Integrated Program in Neuroscience, McGill University, Montreal, Quebec, Canada.
Department of Medical Biophysics, University of Toronto, Toronto, Ontario, Canada.
Magn Reson Med. 2023 Oct;90(4):1271-1281. doi: 10.1002/mrm.29760. Epub 2023 Jun 18.
Frequency drift correction is an important postprocessing step in MRS that yields improvements in spectral quality and metabolite quantification. Although routinely applied in single-voxel MRS, drift correction is much more challenging in MRSI due to the presence of phase-encoding gradients. Thus, separately acquired navigator scans are normally required for drift estimation. In this work, we demonstrate the use of self-navigating rosette MRSI trajectories combined with time-domain spectral registration to enable retrospective frequency drift corrections without the need for separately acquired navigator echoes.
A rosette MRSI sequence was implemented to acquire data from the brains of 5 healthy volunteers. FIDs from the center of k-space ( FIDs) were isolated from each shot of the rosette acquisition, and time-domain spectral registration was used to estimate the frequency offset of each FID relative to a reference scan (the first FID in the series). The estimated frequency offsets were then used to apply corrections throughout -space. Improvements in spectral quality were assessed before and after drift correction.
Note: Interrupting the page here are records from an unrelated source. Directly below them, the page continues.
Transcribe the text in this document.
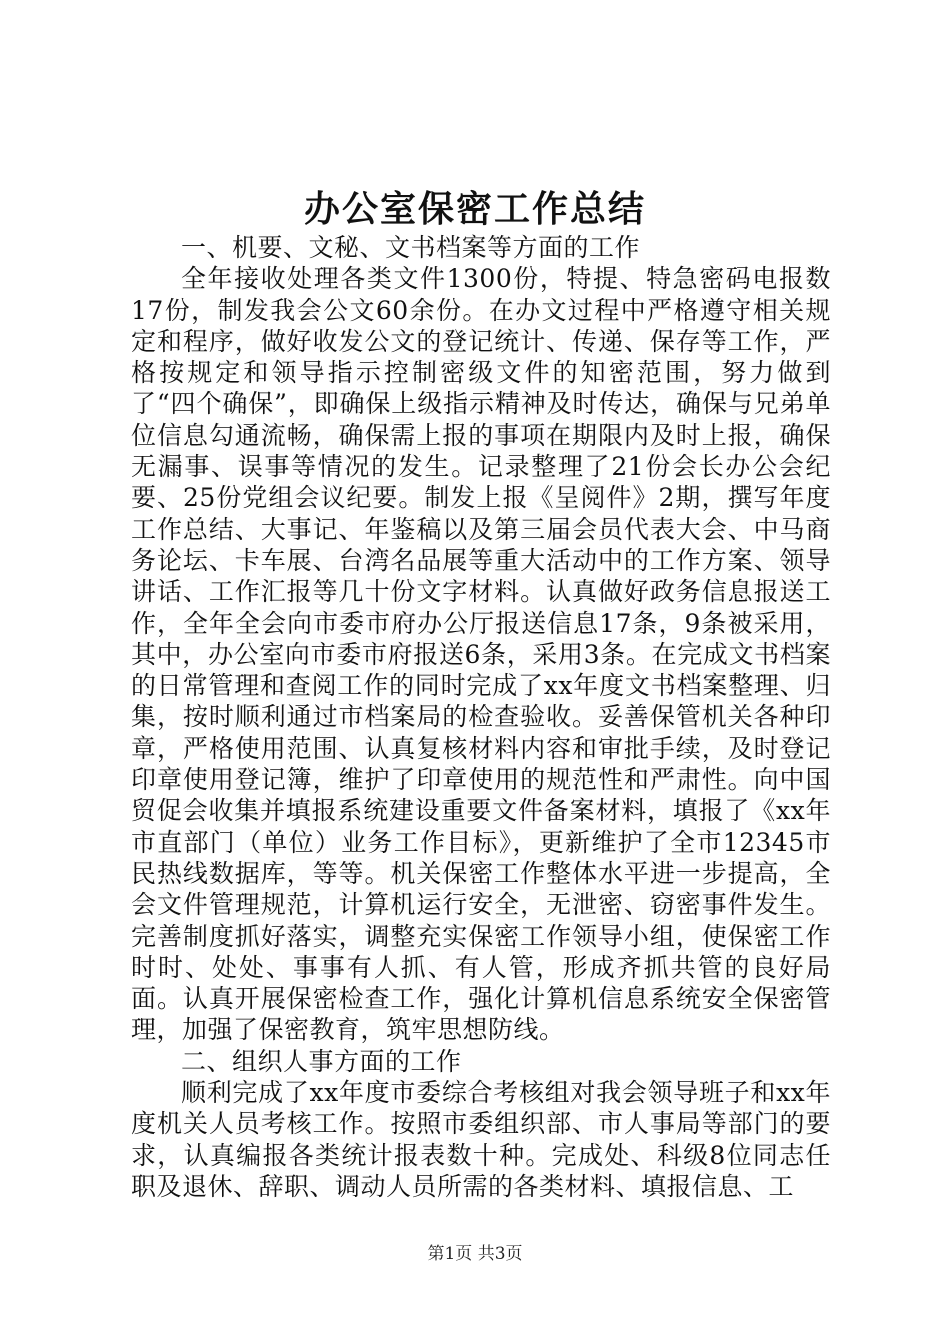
办公室保密工作总结

一、机要、文秘、文书档案等方面的工作

全年接收处理各类文件1300份，特提、特急密码电报数17份，制发我会公文60余份。在办文过程中严格遵守相关规定和程序，做好收发公文的登记统计、传递、保存等工作，严格按规定和领导指示控制密级文件的知密范围，努力做到了“四个确保”，即确保上级指示精神及时传达，确保与兄弟单位信息勾通流畅，确保需上报的事项在期限内及时上报，确保无漏事、误事等情况的发生。记录整理了21份会长办公会纪要、25份党组会议纪要。制发上报《呈阅件》2期，撰写年度工作总结、大事记、年鉴稿以及第三届会员代表大会、中马商务论坛、卡车展、台湾名品展等重大活动中的工作方案、领导讲话、工作汇报等几十份文字材料。认真做好政务信息报送工作，全年全会向市委市府办公厅报送信息17条，9条被采用，其中，办公室向市委市府报送6条，采用3条。在完成文书档案的日常管理和查阅工作的同时完成了xx年度文书档案整理、归集，按时顺利通过市档案局的检查验收。妥善保管机关各种印章，严格使用范围、认真复核材料内容和审批手续，及时登记印章使用登记簿，维护了印章使用的规范性和严肃性。向中国贸促会收集并填报系统建设重要文件备案材料，填报了《xx年市直部门（单位）业务工作目标》，更新维护了全市12345市民热线数据库，等等。机关保密工作整体水平进一步提高，全会文件管理规范，计算机运行安全，无泄密、窃密事件发生。完善制度抓好落实，调整充实保密工作领导小组，使保密工作时时、处处、事事有人抓、有人管，形成齐抓共管的良好局面。认真开展保密检查工作，强化计算机信息系统安全保密管理，加强了保密教育，筑牢思想防线。

二、组织人事方面的工作

顺利完成了xx年度市委综合考核组对我会领导班子和xx年度机关人员考核工作。按照市委组织部、市人事局等部门的要求，认真编报各类统计报表数十种。完成处、科级8位同志任职及退休、辞职、调动人员所需的各类材料、填报信息、工

第1页 共3页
Spectral registration resulted in significant improvements in signal-to-noise ratio (12.9%) and spectral linewidths (18.5%). Metabolite quantification was performed using LCModel, and the average Cramer-Rao lower bounds uncertainty estimates were reduced by 5.0% for all metabolites, following field drift correction.
This study demonstrated the use of self-navigating rosette MRSI trajectories to retrospectively correct frequency drift errors in in vivo MRSI data. This correction yields meaningful improvements in spectral quality.
频率漂移校正(Frequency Drift Correction)是 MRS 中的一个重要后处理步骤,可提高谱质 量和代谢物定量。尽管在单体素 MRS 中常规应用,但由于存在相位编码梯度,漂移校正在 MRSI 中更具挑战性。因此,通常需要单独采集导航扫描来进行漂移估计。在这项工作中,我们展示了使用自导航梅花 MRSI 轨迹结合时域谱配准来实现无需单独采集导航回波即可进行回溯频率漂移校正。
实施梅花 MRSI 序列以从 5 名健康志愿者的大脑中采集数据。从梅花采集的每个射束中分离出中心 k 空间的 FID(FIDs),并使用时域谱配准来估计每个 FID 相对于参考扫描(序列中的第一个 FID)的频率偏移。然后,将估计的频率偏移应用于整个-空间。在漂移校正前后评估谱质 量的改善情况。
谱配准导致信噪比提高了 12.9%,谱线宽度缩小了 18.5%。使用 LCModel 进行代谢物定量,平均 Cramer-Rao 下限不确定度估计值在进行场漂移校正后,所有代谢物的降低了 5.0%。
本研究展示了使用自导航梅花 MRSI 轨迹来回溯校正体内 MRSI 数据中的频率漂移误差。这种校正可显著改善谱质 量。